Plov Isn't Just a Rice Dish. It Contains Multitudes
The first time I tried plov, the oil-slicked meat and rice pilaf that is beloved throughout Central Asia, was at a homely kosher restaurant in Rego Park, Queens. Growing up eating blintzes, potato latkes, and other Eastern European Jewish dishes in suburban Chicago, I was equal parts surprised and thrilled to learn that New York City is home to tens of thousands of Bukharian Jewish immigrants hailing from Uzbekistan, Tajikistan, and Turkmenistan—as well as the dishes from home they brought with them. Amongst the unfamiliar riches on the table that evening were grilled lamb-fat skewers, savory pumpkin pastries topped with nigella seeds, hand-pulled noodle soups, and fresh pickled salads. But the cumin-perfumed rice, which came spangled with glistening cubes of meltingly tender beef, was the unrivaled star.
Uzbekis regard plov as their national dish, serving it on holidays and to guests, and layering giant cauldrons, called kazans, with rice and meat for weddings and other special occasions. It is a beguiling and sensuous dish, traditionally eaten with one's hands from a shared central vessel. The most ubiquitous versions are made with beef, lamb, or mutton. Softened onions and matchsticks of yellow carrots are standard additions, as are chickpeas, entire heads of garlic, and dried fruit including sultanas or barberries.
Beyond the already remarkable basic version, the breadth and scope of dishes in the plov family are breathtaking. There are dozens, if not hundreds of variations across Central Asia made with different meats and fish, vegetables, fruit, and spices. Quince and chestnuts tend to make an appearance when in season, and plov sometimes comes scattered with tiny, iridescent boiled quail eggs. "In Azerbaijan, plov gets very fruity," said Caroline Eden, the travel writer and author of several cookbooks including Samarkand: Recipes and Stories from Central Asia and The Caucasus, which she co-authored with Eleanor Ford. "The fruit is incredible there, and you see things like sour plums, cherries, apricots, and apples making their way in."
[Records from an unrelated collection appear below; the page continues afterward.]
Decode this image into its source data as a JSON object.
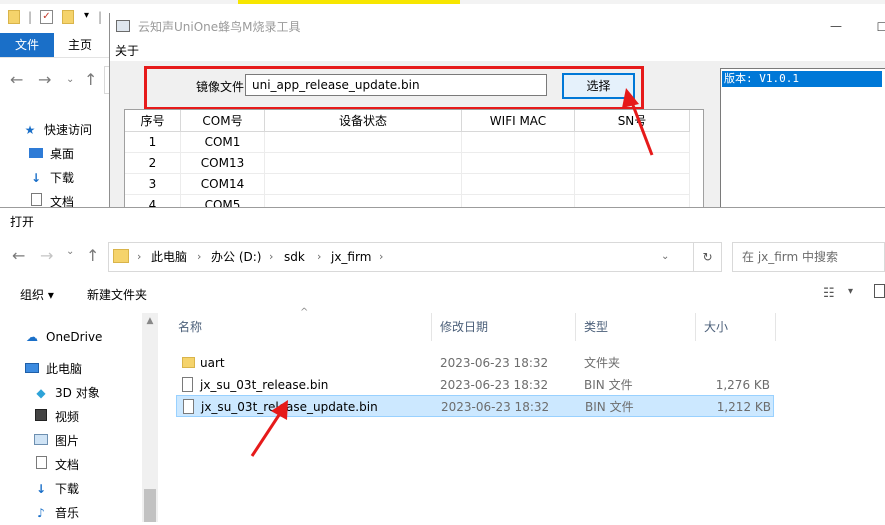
{
  "background_explorer": {
    "file_tab": "文件",
    "home_tab": "主页",
    "quick_access": "快速访问",
    "desktop": "桌面",
    "downloads": "下载",
    "documents": "文档"
  },
  "tool": {
    "title": "云知声UniOne蜂鸟M烧录工具",
    "menu_about": "关于",
    "image_file_label": "镜像文件:",
    "image_file_value": "uni_app_release_update.bin",
    "select_button": "选择",
    "version": "版本: V1.0.1",
    "grid": {
      "headers": [
        "序号",
        "COM号",
        "设备状态",
        "WIFI MAC",
        "SN号"
      ],
      "rows": [
        [
          "1",
          "COM1",
          "",
          "",
          ""
        ],
        [
          "2",
          "COM13",
          "",
          "",
          ""
        ],
        [
          "3",
          "COM14",
          "",
          "",
          ""
        ],
        [
          "4",
          "COM5",
          "",
          "",
          ""
        ]
      ]
    }
  },
  "dialog": {
    "title": "打开",
    "breadcrumb": [
      "此电脑",
      "办公 (D:)",
      "sdk",
      "jx_firm"
    ],
    "search_placeholder": "在 jx_firm 中搜索",
    "organize": "组织 ▾",
    "new_folder": "新建文件夹",
    "nav_items": [
      {
        "label": "OneDrive",
        "icon": "cloud-icon"
      },
      {
        "label": "此电脑",
        "icon": "computer-icon"
      },
      {
        "label": "3D 对象",
        "icon": "cube-icon"
      },
      {
        "label": "视频",
        "icon": "video-icon"
      },
      {
        "label": "图片",
        "icon": "picture-icon"
      },
      {
        "label": "文档",
        "icon": "document-icon"
      },
      {
        "label": "下载",
        "icon": "download-icon"
      },
      {
        "label": "音乐",
        "icon": "music-icon"
      }
    ],
    "columns": [
      "名称",
      "修改日期",
      "类型",
      "大小"
    ],
    "files": [
      {
        "name": "uart",
        "date": "2023-06-23 18:32",
        "type": "文件夹",
        "size": "",
        "kind": "folder"
      },
      {
        "name": "jx_su_03t_release.bin",
        "date": "2023-06-23 18:32",
        "type": "BIN 文件",
        "size": "1,276 KB",
        "kind": "file"
      },
      {
        "name": "jx_su_03t_release_update.bin",
        "date": "2023-06-23 18:32",
        "type": "BIN 文件",
        "size": "1,212 KB",
        "kind": "file",
        "selected": true
      }
    ]
  },
  "colors": {
    "highlight_red": "#e61a1a",
    "selection_blue": "#cce8ff",
    "accent_blue": "#0078d7"
  }
}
Eden has eaten many exceptional plovs, like one in Tajikistan threaded with tiny nuggets of juicy lemon, and another made with duck in Kyrgyzstan's capital city, Bishkek. In Osh (Kyrgyzstan's second largest city), a well-regarded plov cook named Imenjon demonstrated how to smash a fork through the yielding garlic cloves hiding amongst the plov, and drag their paste through the rice, adding another layer of flavor at the table.
Plov shares a common ancestor (scholars debate whether it is ancient Persia or southern India) with a myriad of other savory rice casseroles. "The dish traveled...along the Silk Road to central Asia, where a form of it was adopted in every country," writes Gil Marks in The Encyclopedia of Jewish Food. So while Uzbekistan and Azerbaijan regard plov as a national dish, versions of pulao, polo, pilaw, pilav, or pilaf (among other names), show up on tables from Turkey to Mongolia, to Pakistan. Versions have made their way to England, France, and the United States. Plov may have also inspired rice-based dishes like risotto and paella, though Eden said if they are related, "they are more likely distant cousins than close ones."
As with any revered rice dish, plov cooks have strong opinions about which varieties are superior. Uzbekis insist on using Uzgen rice (called devzira), which grows in southern Kyrgyzstan. "The grains are short, reddish, and quite fat, but not overly sticky like risotto rice," Eden said. "It is a very flavorsome rice with a richness to it that takes well to the fat."
Uzgen-grown rice is difficult to source outside of the region, but Amnun Kimyagarov, who authored the cookbook Classic Central Asian Jewish Cuisine and Customs, writes that medium grain rice by the California-based brand Kokuho, has "proven to be an excellent choice" for plov. Meanwhile, plov made in Azerbaijan is more commonly made with long-grain varieties, so a good-quality basmati is also appropriate.
Plov is prepared by skilled chefs called oshpaz, and traditionally only by men (though some women do make it, including the oshpaz who prepared the duck plov Eden tried.) Because it is such a prestigious dish, there is a performative element to preparing it. "It is quite a sociable thing," Eden said. "It takes a long time to make, so you see men in courtyards in Uzbekistan drinking tea and catching up around the open fire, surrounded by sacks and sacks of rice." As evening falls, the rice turns soft and shiny, the meat collapses into supple, butter-soft bites, and the air grows thick with oil-sizzled spices. The occasion hardly matters; the celebration is in the pot.